Some poems fail, the reader strangled by a poet's too self-conscious manipulation of persona/tone/voice, yet there are single poems of unsurpassable power or beauty. In John Barnie's "Facts," men at the ironmonger
. . . walk past the felling axes straight
to the chain saw display, and pick one up with a hand
behind the guard, wielding it in a few quick strokes
testing for balance; the quiet samurai of facts. . . .
In sixteen short, precise stanzas, Hilary Llewellyn-Williams imagines all of human life, from embryo to old age.
They come from elsewhere.
They arrive exhausted:
so they cry, they sleep.
I held you tightly, making you aware,
I brought you to yourself;
Warm milk entered your belly
and straightaway you started to forget
your journey. . . .
Offshore subscriptions illustrate the universality of our writerly tools: telling trope and line-length (pitch/stress/juncture) in poetry, pithy phrase, the undulant unfolding of theme in essay or fiction. They also emphatically, even eerily, demonstrate the atavistic concerns of all human souls, which are simultaneous on all continents: love and loss/dream and remembrance, the cobbled repair of aching hearts.
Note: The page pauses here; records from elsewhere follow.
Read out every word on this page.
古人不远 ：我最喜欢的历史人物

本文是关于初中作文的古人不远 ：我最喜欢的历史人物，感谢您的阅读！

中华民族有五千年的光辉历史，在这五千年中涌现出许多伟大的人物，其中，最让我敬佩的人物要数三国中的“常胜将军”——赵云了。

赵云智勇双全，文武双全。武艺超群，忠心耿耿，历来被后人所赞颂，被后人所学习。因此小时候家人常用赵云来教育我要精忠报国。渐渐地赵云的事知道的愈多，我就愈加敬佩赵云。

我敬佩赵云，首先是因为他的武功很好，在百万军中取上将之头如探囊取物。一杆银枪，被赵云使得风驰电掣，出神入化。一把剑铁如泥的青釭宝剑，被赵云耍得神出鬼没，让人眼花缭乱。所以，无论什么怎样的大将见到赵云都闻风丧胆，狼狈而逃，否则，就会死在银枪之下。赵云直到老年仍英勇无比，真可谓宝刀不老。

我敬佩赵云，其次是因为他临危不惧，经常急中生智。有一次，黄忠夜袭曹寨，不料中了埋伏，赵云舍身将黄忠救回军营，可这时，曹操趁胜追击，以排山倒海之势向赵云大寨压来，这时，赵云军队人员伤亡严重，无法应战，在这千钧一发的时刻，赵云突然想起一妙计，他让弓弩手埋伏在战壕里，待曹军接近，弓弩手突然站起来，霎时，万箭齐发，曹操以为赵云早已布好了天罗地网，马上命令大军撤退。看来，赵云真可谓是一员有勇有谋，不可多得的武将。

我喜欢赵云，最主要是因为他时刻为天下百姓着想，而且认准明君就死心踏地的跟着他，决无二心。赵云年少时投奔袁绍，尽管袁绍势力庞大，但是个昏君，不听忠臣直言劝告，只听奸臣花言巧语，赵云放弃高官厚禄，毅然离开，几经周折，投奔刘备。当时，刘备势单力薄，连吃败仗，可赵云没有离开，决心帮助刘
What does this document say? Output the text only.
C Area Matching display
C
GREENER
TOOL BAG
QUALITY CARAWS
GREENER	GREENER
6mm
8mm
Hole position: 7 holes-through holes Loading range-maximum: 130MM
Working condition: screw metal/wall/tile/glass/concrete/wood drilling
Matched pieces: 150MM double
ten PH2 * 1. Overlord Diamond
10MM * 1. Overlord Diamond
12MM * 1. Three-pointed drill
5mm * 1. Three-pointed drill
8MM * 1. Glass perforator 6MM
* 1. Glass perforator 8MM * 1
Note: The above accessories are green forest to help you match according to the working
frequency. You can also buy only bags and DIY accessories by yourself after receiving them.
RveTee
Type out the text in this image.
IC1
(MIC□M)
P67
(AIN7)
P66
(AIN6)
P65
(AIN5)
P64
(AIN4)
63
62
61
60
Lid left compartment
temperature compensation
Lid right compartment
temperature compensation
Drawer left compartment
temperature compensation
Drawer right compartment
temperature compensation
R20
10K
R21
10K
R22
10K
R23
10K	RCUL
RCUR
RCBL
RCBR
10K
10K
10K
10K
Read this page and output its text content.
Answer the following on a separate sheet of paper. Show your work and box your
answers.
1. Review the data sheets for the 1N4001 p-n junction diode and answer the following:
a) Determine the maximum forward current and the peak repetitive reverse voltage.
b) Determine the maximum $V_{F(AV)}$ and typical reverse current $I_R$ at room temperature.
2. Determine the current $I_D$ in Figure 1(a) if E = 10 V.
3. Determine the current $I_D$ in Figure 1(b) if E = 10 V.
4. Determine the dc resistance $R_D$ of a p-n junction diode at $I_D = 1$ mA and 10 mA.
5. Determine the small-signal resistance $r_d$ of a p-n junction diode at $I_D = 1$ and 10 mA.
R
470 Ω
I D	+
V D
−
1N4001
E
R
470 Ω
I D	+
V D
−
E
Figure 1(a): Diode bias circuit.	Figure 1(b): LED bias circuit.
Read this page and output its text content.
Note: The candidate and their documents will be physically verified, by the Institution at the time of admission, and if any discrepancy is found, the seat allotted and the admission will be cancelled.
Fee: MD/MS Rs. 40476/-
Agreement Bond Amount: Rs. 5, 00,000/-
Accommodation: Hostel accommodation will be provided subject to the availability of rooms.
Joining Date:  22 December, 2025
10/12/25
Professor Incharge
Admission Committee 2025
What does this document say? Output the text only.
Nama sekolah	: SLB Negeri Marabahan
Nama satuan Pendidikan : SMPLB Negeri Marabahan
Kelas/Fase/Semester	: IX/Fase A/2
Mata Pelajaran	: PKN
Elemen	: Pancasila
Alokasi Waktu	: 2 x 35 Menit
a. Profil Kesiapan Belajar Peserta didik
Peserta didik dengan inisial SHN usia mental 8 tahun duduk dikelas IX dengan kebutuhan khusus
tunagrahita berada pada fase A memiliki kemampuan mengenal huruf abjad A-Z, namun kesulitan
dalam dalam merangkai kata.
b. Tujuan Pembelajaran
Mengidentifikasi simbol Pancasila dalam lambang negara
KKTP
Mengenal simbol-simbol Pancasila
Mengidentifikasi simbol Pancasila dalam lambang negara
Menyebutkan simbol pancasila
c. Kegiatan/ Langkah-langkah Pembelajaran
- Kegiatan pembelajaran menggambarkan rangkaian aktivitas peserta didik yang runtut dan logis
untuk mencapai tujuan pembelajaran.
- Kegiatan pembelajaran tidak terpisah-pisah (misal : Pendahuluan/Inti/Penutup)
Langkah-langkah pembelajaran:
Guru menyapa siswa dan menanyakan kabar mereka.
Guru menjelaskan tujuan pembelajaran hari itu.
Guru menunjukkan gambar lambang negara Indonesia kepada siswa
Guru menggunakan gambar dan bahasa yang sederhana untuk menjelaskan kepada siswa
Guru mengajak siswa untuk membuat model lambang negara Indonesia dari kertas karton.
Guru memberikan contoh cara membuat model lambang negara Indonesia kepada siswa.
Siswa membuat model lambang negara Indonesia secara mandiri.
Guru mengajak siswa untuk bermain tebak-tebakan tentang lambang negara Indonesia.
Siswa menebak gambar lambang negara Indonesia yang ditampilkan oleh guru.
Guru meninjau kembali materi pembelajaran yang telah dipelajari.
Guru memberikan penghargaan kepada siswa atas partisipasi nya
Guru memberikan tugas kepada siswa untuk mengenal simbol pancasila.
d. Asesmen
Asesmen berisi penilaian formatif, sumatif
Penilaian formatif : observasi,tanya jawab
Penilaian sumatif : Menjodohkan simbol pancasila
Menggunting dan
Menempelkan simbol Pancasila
In Poetry Wales (even at 4/$27), essay, review, feature, and poetry show our like-as-peas-in-a-pod, body-electric journey. Subscribe!
(A prolific, independent reviewer, Tim Scannell, writes regularly for the magazine. He lives in Washington State.)
[Robert Minhinnick does an annual series of readings in the U.S, ordinarily in the Fall. This year, he reads in New York in mid-October, then goes on to Los Angeles. Ed.]